A two-week follow-up study was conducted among 77 COVID-19 patients on telemedicine care. The study was conducted at PHC Trebnje between October 2020 and June 2021. Inclusion criteria were moderate COVID-19 symptoms, a positive PCR test, and the ability to use a pulse oximeter. At inclusion, sociodemographic and clinical data were collected using a structured questionnaire. Blood was also drawn for laboratory analysis. Subsequently, patients received a telemedicine package (pulse oximeter, measurement protocol) and were educated about critical vital signs values and when to activate emergency care. After inclusion, they were contacted every other day to report vital signs. Telemonitoring ended after 14 days without hospitalisation. Finally, data were analysed using descriptive statistics, log-rank test, and Cox proportional-hazards model.

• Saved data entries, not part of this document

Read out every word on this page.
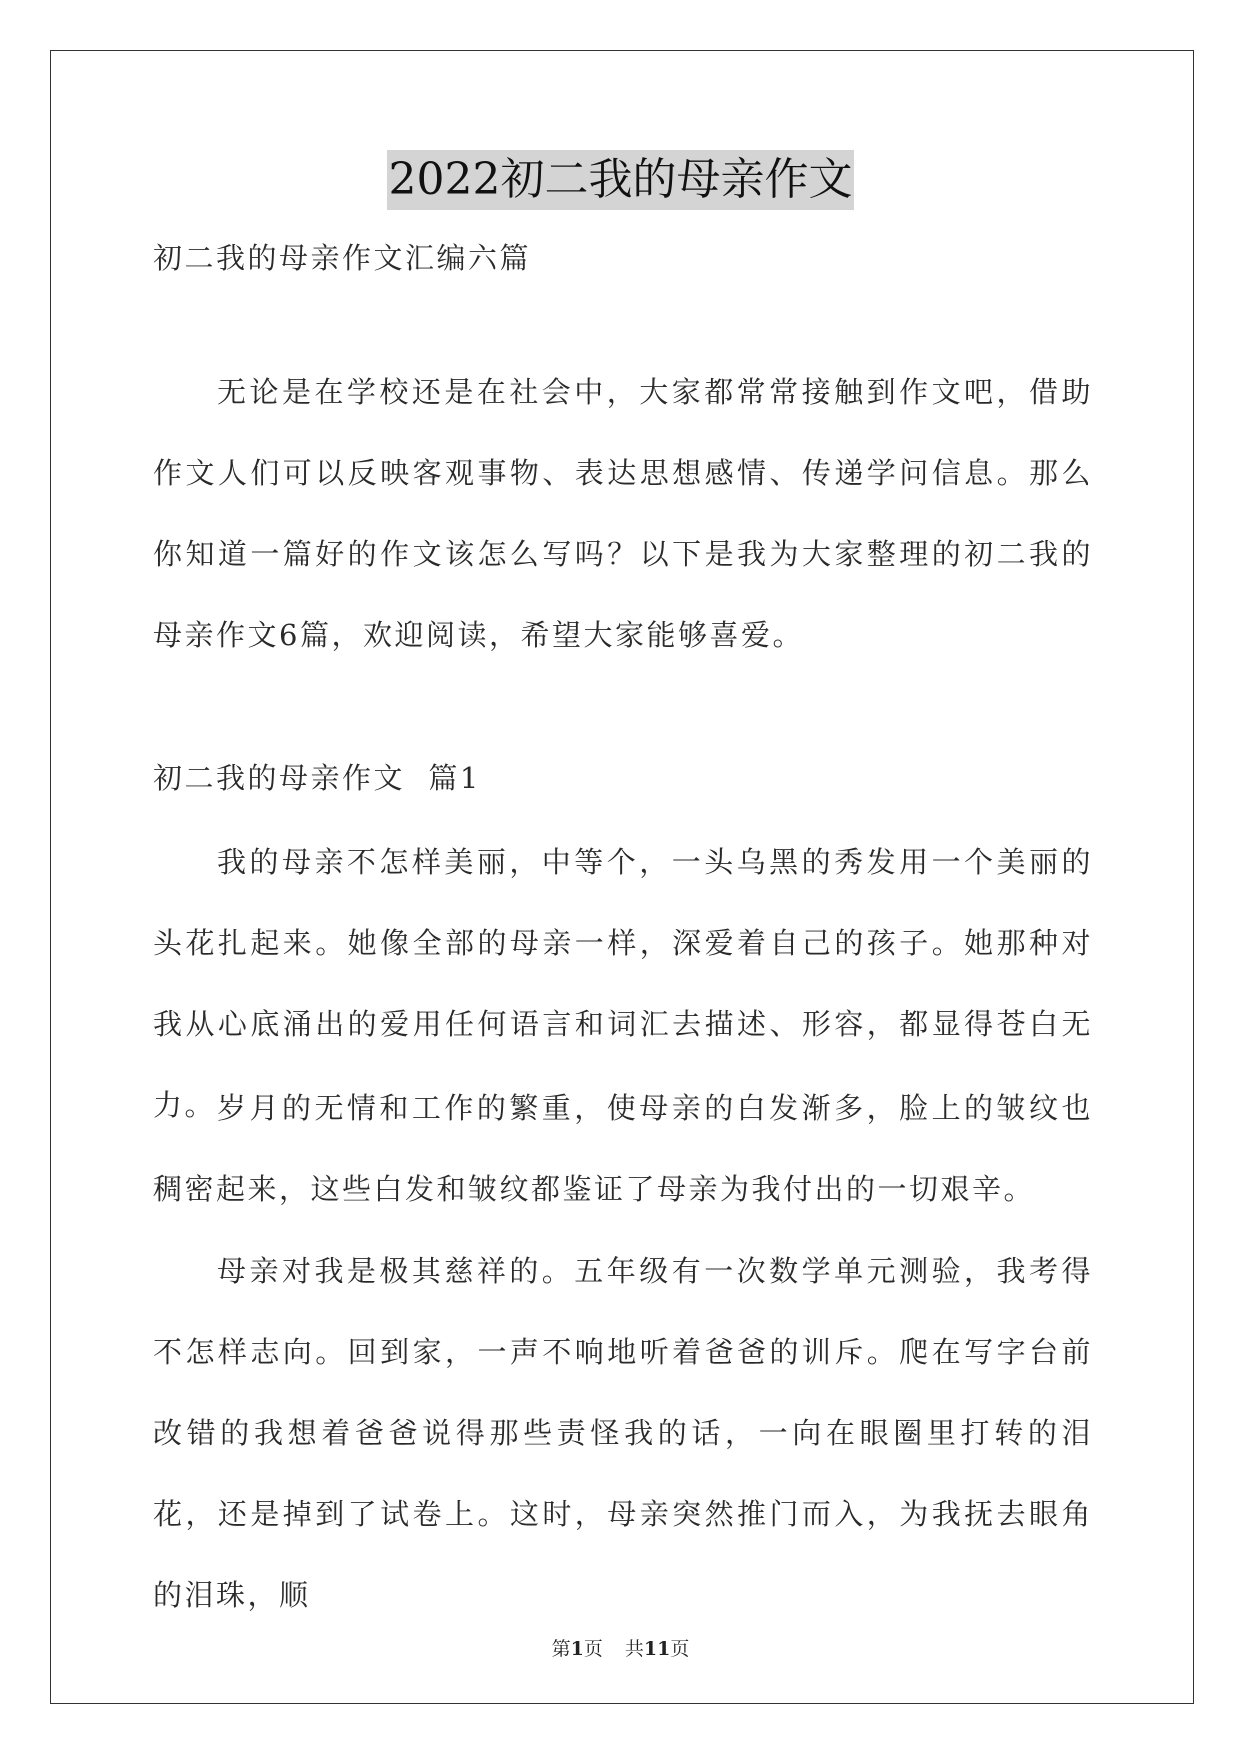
2022初二我的母亲作文
初二我的母亲作文汇编六篇
无论是在学校还是在社会中，大家都常常接触到作文吧，借助作文人们可以反映客观事物、表达思想感情、传递学问信息。那么你知道一篇好的作文该怎么写吗？以下是我为大家整理的初二我的母亲作文6篇，欢迎阅读，希望大家能够喜爱。
初二我的母亲作文  篇1
我的母亲不怎样美丽，中等个，一头乌黑的秀发用一个美丽的头花扎起来。她像全部的母亲一样，深爱着自己的孩子。她那种对我从心底涌出的爱用任何语言和词汇去描述、形容，都显得苍白无力。 岁月的无情和工作的繁重，使母亲的白发渐多，脸上的皱纹也稠密起来，这些白发和皱纹都鉴证了母亲为我付出的一切艰辛。
母亲对我是极其慈祥的。五年级有一次数学单元测验，我考得不怎样志向。回到家，一声不响地听着爸爸的训斥。爬在写字台前改错的我想着爸爸说得那些责怪我的话，一向在眼圈里打转的泪花，还是掉到了试卷上。这时，母亲突然推门而入，为我抚去眼角的泪珠，顺
第1页 共11页
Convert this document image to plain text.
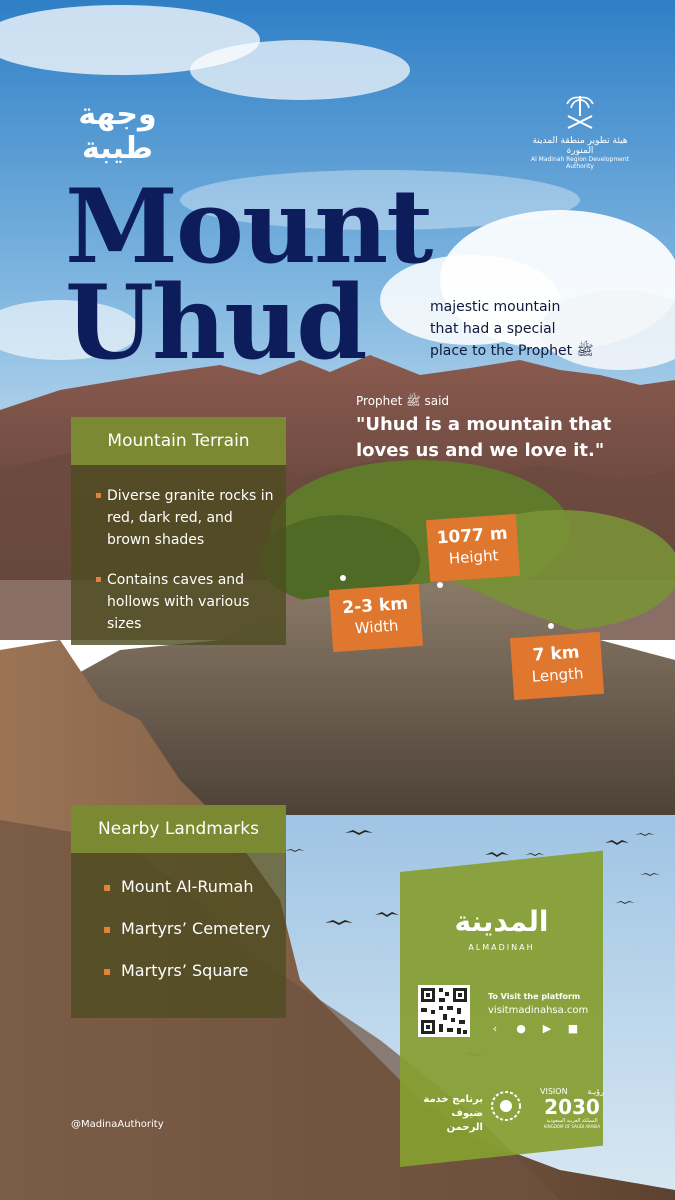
وجهة
طيبة	هيئة تطوير منطقة المدينة المنورة
Al Madinah Region Development Authority
Mount
Uhud	majestic mountain
that had a special
place to the Prophet ﷺ
Prophet ﷺ said
"Uhud is a mountain that
loves us and we love it."
Mountain Terrain
▪ Diverse granite rocks in red, dark red, and brown shades
▪ Contains caves and hollows with various sizes
1077 m
Height
2-3 km
Width
7 km
Length
Nearby Landmarks
▪ Mount Al-Rumah
▪ Martyrs’ Cemetery
▪ Martyrs’ Square
المدينة
ALMADINAH
To Visit the platform
visitmadinahsa.com
‹	● ▶ ■
برنامج خدمة
ضيوف الرحمن
VISION رؤيـة
2030
المملكة العربية السعودية
KINGDOM OF SAUDI ARABIA
@MadinaAuthority
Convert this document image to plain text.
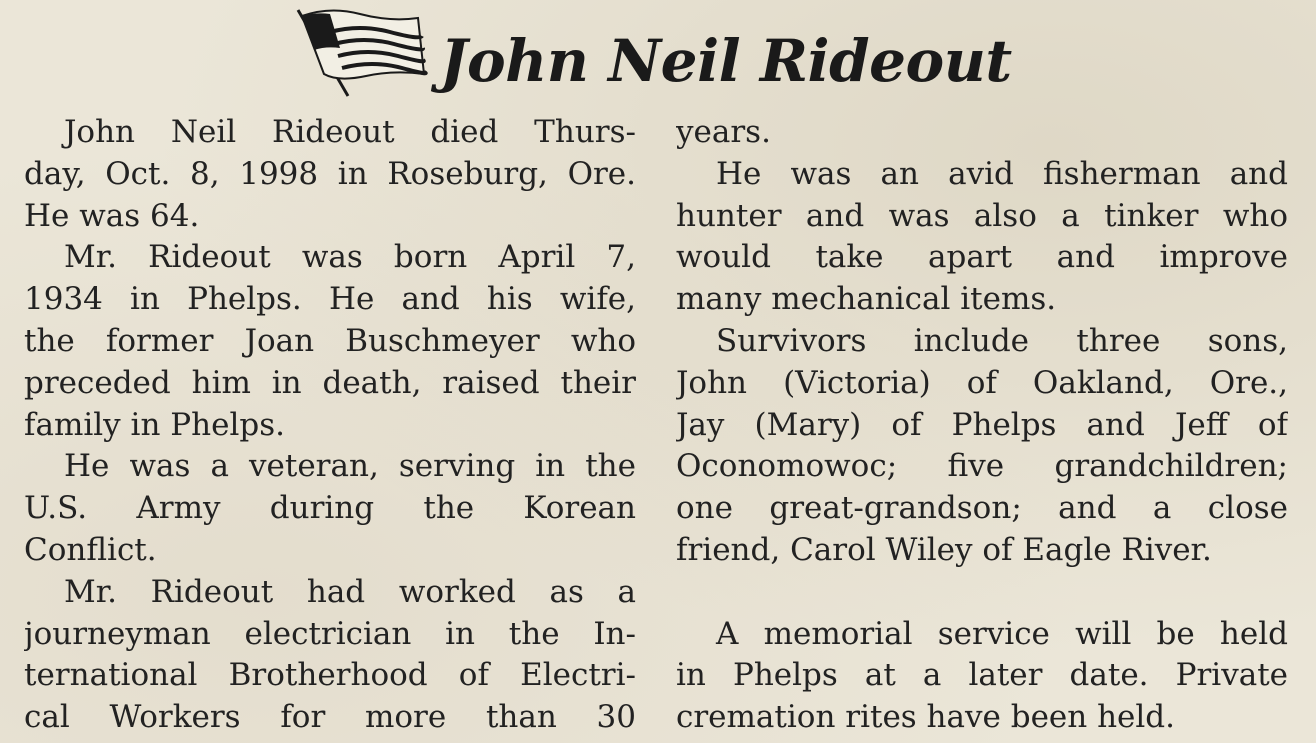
John Neil Rideout
John Neil Rideout died Thurs-
day, Oct. 8, 1998 in Roseburg, Ore.
He was 64.
Mr. Rideout was born April 7,
1934 in Phelps. He and his wife,
the former Joan Buschmeyer who
preceded him in death, raised their
family in Phelps.
He was a veteran, serving in the
U.S. Army during the Korean
Conflict.
Mr. Rideout had worked as a
journeyman electrician in the In-
ternational Brotherhood of Electri-
cal Workers for more than 30
years.
He was an avid fisherman and
hunter and was also a tinker who
would take apart and improve
many mechanical items.
Survivors include three sons,
John (Victoria) of Oakland, Ore.,
Jay (Mary) of Phelps and Jeff of
Oconomowoc; five grandchildren;
one great-grandson; and a close
friend, Carol Wiley of Eagle River.
A memorial service will be held
in Phelps at a later date. Private
cremation rites have been held.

The mean age of the population was 67.8±14.9 years, 64.9% were male, 66.2% had hypertension, 28.6% diabetes mellitus, 22.1% COPD or asthma, and 20.8% cardiovascular disease. Hospitalisation rate was 31.2%. The average time from inclusion to hospitalisation was 2.2 ± 2.6 days. In the Cox proportional-hazards model, diabetes mellitus (HR 3.68, 95% CI 1.16-11.69, p=0.027) and platelet count <150 x 10^9/L (HR 6.32, 95% CI 1.59-21.09, p=0.003) were independently predictive of hospitalisation within two weeks.

Vital signs telemonitoring is a feasible method of care for patients with moderate COVID-19 symptoms. Special care should be taken within the first five days, especially in patients over 60 years of age with diabetes and thrombocytopenia, as they are at high risk for hospitalisation.

Points for discussion:
What is your experience with telemedicine care? Have you implemented telemedicine care for COVID-19 patients in your health centre?

Do you think the model of telemedicine care for COVID-19 patients could later be expanded or applied to other chronic conditions (e.g., COPD, asthma, heart failure)?

What are the negative aspects of telemonitoring? How can they be addressed in the future?